Um debate enganador

A certa altura do debate (Pedro Passos Coelho – António Costa, televisões, 9 de Setembro), o jornalista João Adelino Faria (que no extinto semanário “O Jornal”, por onde começou, demonstrou ter mais “look” do que cérebro) fez ao primeiro-ministro uma pergunta sobre o Serviço Nacional de Saúde em que afirmou: “Saem [de Portugal] enfermeiros todos os dias.”
Judite de Sousa insistiu com Passos Coelho para que se pronunciasse sobre os candidatos presidenciais do PSD à luz de uma moção aprovada por este partido que foi entendida como muito crítica para com Marcelo Rebelo de Sousa. Judite de Sousa é amiga íntima de Marcelo Rebelo de Sousa que, logo a abrir e como quem marca terreno, afirmou (na TVI) que António Costa tinha estado “melhor”.
A votação (?) on line na TVI sobre quem venceu o debate parecia clara: Costa tinha 69 por cento dos “votos” e Passos Coelho 31 por cento. Cada pessoa só poderia votar uma vez. Mas cada votante que escondesse a sua origem (o Windows tem a Navegação InPrivate, que o permite) podia votar mais vezes. Eu votei dez vezes, nessa altura. Não devia ser o único mas o certo é que, minutos depois, a relação alterava-se: 68 para um, 32 para o outro. Podia ter continuado a votar a noite toda.

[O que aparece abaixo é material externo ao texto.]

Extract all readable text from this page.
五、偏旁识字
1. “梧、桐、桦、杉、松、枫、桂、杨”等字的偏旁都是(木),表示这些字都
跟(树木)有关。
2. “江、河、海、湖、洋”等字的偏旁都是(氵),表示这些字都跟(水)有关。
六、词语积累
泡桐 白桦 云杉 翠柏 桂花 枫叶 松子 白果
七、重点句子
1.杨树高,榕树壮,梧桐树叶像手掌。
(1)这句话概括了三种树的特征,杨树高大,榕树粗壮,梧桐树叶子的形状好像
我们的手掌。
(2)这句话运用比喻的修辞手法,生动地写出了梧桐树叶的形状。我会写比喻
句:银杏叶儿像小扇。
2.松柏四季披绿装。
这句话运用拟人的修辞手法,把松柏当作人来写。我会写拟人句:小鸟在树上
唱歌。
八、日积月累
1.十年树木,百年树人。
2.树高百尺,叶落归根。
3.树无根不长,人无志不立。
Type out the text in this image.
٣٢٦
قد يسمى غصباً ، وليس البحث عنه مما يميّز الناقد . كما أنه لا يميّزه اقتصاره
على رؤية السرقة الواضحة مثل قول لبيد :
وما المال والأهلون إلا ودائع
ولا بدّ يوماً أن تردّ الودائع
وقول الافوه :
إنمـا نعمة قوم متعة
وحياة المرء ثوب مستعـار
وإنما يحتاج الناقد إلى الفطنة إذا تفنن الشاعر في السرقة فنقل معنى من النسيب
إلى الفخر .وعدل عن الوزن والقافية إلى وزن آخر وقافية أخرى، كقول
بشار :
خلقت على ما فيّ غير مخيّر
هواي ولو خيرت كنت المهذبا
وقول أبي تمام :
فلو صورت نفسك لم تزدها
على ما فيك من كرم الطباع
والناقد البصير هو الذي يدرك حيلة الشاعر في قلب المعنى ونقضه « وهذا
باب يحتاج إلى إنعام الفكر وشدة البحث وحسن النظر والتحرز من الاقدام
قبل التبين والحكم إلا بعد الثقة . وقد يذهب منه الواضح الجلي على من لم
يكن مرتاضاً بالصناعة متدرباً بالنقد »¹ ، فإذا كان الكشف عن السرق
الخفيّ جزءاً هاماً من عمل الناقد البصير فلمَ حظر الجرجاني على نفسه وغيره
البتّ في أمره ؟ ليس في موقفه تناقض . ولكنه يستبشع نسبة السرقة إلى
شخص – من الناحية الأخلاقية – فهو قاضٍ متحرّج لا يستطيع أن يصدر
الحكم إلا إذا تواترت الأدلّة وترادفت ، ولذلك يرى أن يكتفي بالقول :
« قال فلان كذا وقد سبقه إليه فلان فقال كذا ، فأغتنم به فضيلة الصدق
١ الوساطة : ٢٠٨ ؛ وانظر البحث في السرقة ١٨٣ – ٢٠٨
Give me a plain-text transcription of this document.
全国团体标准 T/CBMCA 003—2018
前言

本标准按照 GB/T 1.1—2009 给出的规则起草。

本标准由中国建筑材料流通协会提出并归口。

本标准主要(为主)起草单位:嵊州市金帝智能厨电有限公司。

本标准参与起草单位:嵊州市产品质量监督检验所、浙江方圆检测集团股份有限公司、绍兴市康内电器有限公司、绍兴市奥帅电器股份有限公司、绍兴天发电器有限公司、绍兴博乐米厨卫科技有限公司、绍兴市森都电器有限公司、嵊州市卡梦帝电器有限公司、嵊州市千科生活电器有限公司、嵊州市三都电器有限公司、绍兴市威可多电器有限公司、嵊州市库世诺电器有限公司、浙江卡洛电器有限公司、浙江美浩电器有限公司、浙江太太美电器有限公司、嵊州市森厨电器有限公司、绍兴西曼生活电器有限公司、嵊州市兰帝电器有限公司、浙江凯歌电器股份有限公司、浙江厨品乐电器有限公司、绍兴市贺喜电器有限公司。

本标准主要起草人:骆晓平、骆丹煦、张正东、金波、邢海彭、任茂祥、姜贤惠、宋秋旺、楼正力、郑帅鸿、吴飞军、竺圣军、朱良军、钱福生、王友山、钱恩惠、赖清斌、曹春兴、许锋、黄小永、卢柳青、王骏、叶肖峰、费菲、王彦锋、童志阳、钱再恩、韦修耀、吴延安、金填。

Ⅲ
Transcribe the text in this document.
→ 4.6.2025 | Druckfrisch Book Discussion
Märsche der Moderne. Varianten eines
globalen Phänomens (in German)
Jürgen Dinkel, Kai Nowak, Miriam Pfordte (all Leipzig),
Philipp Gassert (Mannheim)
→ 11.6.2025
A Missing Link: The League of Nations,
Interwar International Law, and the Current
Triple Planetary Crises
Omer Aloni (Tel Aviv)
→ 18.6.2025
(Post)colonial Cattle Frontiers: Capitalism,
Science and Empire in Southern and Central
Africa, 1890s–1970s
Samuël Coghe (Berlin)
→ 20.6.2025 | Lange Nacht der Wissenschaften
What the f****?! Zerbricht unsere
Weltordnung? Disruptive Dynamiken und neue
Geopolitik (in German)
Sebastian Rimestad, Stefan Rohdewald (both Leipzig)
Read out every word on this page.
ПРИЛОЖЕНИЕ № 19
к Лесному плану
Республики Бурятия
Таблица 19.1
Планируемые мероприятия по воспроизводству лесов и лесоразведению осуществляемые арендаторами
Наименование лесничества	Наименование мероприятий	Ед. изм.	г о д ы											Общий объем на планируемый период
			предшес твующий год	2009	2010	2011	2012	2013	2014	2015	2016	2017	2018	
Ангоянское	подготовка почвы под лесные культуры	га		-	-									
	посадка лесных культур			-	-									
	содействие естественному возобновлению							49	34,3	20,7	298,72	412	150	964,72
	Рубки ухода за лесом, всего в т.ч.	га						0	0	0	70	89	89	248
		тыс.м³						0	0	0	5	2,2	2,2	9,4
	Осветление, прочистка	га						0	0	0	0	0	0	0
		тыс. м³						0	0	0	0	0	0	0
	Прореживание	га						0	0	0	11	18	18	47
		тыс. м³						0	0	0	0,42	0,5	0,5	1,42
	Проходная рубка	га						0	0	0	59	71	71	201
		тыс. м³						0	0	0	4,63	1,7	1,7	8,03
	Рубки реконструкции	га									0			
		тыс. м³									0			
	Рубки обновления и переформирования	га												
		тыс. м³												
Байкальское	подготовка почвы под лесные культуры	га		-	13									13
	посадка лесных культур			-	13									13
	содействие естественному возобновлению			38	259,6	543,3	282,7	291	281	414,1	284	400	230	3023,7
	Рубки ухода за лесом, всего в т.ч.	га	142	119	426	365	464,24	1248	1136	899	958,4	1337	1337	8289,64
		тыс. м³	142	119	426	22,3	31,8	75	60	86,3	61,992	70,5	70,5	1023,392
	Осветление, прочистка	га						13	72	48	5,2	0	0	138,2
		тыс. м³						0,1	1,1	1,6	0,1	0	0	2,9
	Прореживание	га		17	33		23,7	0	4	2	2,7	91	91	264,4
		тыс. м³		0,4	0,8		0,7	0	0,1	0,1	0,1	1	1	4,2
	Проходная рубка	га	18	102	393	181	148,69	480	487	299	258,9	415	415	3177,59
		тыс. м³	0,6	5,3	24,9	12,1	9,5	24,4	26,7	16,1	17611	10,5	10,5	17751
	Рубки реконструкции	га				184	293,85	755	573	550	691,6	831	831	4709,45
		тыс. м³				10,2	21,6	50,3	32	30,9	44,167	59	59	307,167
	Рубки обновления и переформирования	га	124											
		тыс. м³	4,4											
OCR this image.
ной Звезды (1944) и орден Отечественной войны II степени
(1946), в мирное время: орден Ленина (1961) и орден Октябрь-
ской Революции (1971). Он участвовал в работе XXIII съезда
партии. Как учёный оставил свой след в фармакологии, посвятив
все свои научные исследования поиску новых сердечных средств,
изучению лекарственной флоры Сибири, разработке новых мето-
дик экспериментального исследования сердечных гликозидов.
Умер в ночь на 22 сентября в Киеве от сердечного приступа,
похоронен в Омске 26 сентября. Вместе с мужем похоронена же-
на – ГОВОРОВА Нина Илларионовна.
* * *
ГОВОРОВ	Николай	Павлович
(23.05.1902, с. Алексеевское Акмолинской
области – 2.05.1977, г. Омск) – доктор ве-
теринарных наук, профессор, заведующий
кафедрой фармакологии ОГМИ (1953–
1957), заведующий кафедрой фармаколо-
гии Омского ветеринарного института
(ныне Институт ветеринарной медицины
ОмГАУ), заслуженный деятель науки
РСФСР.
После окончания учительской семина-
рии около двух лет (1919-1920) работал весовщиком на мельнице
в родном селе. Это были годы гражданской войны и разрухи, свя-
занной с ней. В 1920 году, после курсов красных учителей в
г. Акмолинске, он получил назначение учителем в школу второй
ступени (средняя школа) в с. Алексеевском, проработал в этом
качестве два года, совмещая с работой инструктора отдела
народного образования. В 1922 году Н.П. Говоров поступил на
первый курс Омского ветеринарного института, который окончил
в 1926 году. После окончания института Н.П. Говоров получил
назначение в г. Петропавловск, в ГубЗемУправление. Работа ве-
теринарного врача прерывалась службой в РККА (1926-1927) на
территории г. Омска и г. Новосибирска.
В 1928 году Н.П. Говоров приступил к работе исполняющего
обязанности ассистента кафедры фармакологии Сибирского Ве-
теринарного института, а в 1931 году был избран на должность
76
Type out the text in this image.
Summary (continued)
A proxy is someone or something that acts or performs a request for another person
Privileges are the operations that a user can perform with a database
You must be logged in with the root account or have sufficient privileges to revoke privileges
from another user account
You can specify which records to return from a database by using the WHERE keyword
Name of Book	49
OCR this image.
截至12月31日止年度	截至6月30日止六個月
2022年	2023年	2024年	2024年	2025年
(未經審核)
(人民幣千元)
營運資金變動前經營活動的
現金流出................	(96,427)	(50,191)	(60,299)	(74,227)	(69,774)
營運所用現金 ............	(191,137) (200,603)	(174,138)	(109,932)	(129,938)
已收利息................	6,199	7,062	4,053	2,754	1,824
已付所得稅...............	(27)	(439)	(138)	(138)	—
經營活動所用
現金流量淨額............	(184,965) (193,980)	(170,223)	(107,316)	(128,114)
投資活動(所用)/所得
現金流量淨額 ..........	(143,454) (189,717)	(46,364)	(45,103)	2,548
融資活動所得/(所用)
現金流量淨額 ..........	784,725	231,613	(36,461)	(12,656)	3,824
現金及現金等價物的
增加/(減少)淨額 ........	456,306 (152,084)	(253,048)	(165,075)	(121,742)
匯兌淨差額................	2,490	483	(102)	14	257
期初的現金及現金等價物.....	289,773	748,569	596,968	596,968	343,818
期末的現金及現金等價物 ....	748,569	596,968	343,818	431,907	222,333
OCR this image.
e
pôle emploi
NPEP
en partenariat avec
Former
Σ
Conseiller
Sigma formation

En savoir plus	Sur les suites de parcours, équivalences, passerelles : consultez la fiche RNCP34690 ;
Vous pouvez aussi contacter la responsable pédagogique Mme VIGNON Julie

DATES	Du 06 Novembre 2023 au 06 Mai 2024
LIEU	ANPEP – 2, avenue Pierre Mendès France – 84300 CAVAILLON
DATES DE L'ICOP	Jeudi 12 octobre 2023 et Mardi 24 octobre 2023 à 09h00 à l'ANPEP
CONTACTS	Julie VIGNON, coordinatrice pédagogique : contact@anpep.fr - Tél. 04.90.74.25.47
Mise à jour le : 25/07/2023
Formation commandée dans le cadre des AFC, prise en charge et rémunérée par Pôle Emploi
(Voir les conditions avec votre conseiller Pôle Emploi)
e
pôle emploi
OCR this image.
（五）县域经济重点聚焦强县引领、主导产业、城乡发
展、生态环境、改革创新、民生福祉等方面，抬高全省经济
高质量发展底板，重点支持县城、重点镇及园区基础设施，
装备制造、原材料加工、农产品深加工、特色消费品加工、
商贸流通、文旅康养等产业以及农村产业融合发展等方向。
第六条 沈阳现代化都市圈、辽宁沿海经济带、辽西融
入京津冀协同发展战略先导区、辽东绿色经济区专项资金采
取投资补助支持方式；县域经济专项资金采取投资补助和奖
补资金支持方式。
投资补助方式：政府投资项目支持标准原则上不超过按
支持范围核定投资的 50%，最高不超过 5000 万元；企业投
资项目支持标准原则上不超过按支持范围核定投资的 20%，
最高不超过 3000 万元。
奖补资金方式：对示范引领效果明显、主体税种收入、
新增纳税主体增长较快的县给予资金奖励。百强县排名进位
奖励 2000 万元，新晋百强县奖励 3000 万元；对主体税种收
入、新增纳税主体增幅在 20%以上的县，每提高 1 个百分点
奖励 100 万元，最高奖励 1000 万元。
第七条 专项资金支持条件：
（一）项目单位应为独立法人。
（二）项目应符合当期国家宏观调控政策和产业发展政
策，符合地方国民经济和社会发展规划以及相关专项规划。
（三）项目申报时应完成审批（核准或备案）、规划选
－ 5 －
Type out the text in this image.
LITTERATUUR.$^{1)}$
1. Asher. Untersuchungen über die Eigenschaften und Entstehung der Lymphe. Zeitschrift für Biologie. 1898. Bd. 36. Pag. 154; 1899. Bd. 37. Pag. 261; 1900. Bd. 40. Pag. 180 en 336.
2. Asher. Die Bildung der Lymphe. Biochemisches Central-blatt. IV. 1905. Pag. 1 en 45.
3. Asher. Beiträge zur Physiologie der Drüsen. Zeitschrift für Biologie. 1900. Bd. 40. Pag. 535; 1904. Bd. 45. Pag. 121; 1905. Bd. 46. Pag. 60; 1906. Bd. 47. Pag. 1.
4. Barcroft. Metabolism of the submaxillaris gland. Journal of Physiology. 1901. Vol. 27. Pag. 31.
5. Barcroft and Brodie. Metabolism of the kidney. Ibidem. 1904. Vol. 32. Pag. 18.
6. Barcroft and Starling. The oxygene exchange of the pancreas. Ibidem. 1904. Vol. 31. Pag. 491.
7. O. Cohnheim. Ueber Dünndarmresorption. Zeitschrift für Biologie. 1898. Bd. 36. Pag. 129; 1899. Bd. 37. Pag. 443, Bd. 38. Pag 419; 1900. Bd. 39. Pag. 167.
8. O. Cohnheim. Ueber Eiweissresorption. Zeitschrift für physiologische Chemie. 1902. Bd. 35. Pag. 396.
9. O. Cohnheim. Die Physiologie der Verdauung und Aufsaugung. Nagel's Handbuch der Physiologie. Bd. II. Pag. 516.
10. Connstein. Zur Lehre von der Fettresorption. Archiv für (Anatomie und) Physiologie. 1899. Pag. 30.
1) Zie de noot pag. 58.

O primeiro-ministro e o guerrilheiro

O debate (e melhor seria chamar-lhe entrevistas cruzadas, apesar de como entrevista o modelo deixar muito a desejar) deixou uma impressão geral favorável a Costa e desfavorável relativamente a Passos Coelho. Este queria justificar-se e apresentar propostas. O primeiro quis fazer o que não se esperava: atacar. 
Em termos militares, Costa optou pela guerra de guerrilha, por um toca-e-foge no campo de batalha que é típico dos exércitos mais fracos mas melhor organizados. Passos Coelho era o general à espera de mandar avançar as suas legiões para um combate formal. Mas não chegou a ter tempo para isso.
Só que a tradução política da guerrilha de Costa (e do PS, que Mário Soares andou conjunturalmente a unir, como mediador entre Costa e Sócrates) tem mais a ver com a extrema-esquerda que, percebendo que nunca chegará a um governo de uma democracia em circunstâncias normais, ataca mais do que propõe.
É por isso que o resultado do debate, que foi apenas uma batalha numa guerra mais prolongada, se ficou por uma espécie de “impressão”. 
À superfície, Costa “ganhou” e Passos Coelho “perdeu”. Mas, passadas as primeiras impressões, o que fica é diferente: Costa atirou generalidades como quem atira granadas e Passos Coelho tentou explicar as suas opções. Entre tentar defender-se e tentar explicar, vacilou. Teria sido melhor ao ataque? Sem a menor dúvida e que o sabe fazer, e bem, tem-se visto no Parlamento. Mas de um primeiro-ministro esperar-se algo como “o ataque é a melhor defesa”? Não.
O debate não estaria armadilhado para favorecer Costa e prejudicar Passos Coelho mas essa foi também a impressão que ficou. 

Uma questão de tesão

Os três entrevistadores (e o caso mais lamentável foi o de Faria) não se prepararam a rigor. 
No caso dos enfermeiros, se Passos Coelho tivesse perguntado a Faria quais os números de que dispunha quanto à “saída” dos enfermeiros, o entrevistador não lhe teria conseguido responder, como depois se viu quando, corrigindo o passo em falso, já não fez a mesma pergunta a Costa. Além disso, a drástica limitação temporal das respostas (que, aliás, Passos Coelho conseguiu por vezes furar) não favorecia explicações. Favorecia, sim, a guerrilha.
Por muito extraordinária que parecesse ser a união das três televisões (que, não o esqueçamos, não são tão concorrenciais como isso e comem à mesma mesa), o resultado dificilmente poderia ser outro. 
A política (sobretudo no que se refere ao despique entre os dois únicos partidos que estão em condições de liderar um governo num país ainda em crise) é demasiado séria para ser transformada num simples “show” de vaidades. E há que dizê-lo, mesmo retrospectivamente e sem querermos “matar o mensageiro” nem atribuir-lhes culpas por aquilo que de que não gostámos.
O debate foi decisivo para os resultados de 4 de Outubro? Duvido. 
Com 23 dias de campanha pela frente, a conclusão (desculpe o leitor a ligeireza da expressão) é só esta: a coligação PSD/CDS e os seus apoiantes ficaram de monco caído e pouco excitados; o PS e o “casal” temporário Costa-Sócrates ficaram cheios de tesão. A primeira condição ultrapassa-se. A segunda esgota-se e, às vezes, mais cedo que é desejável.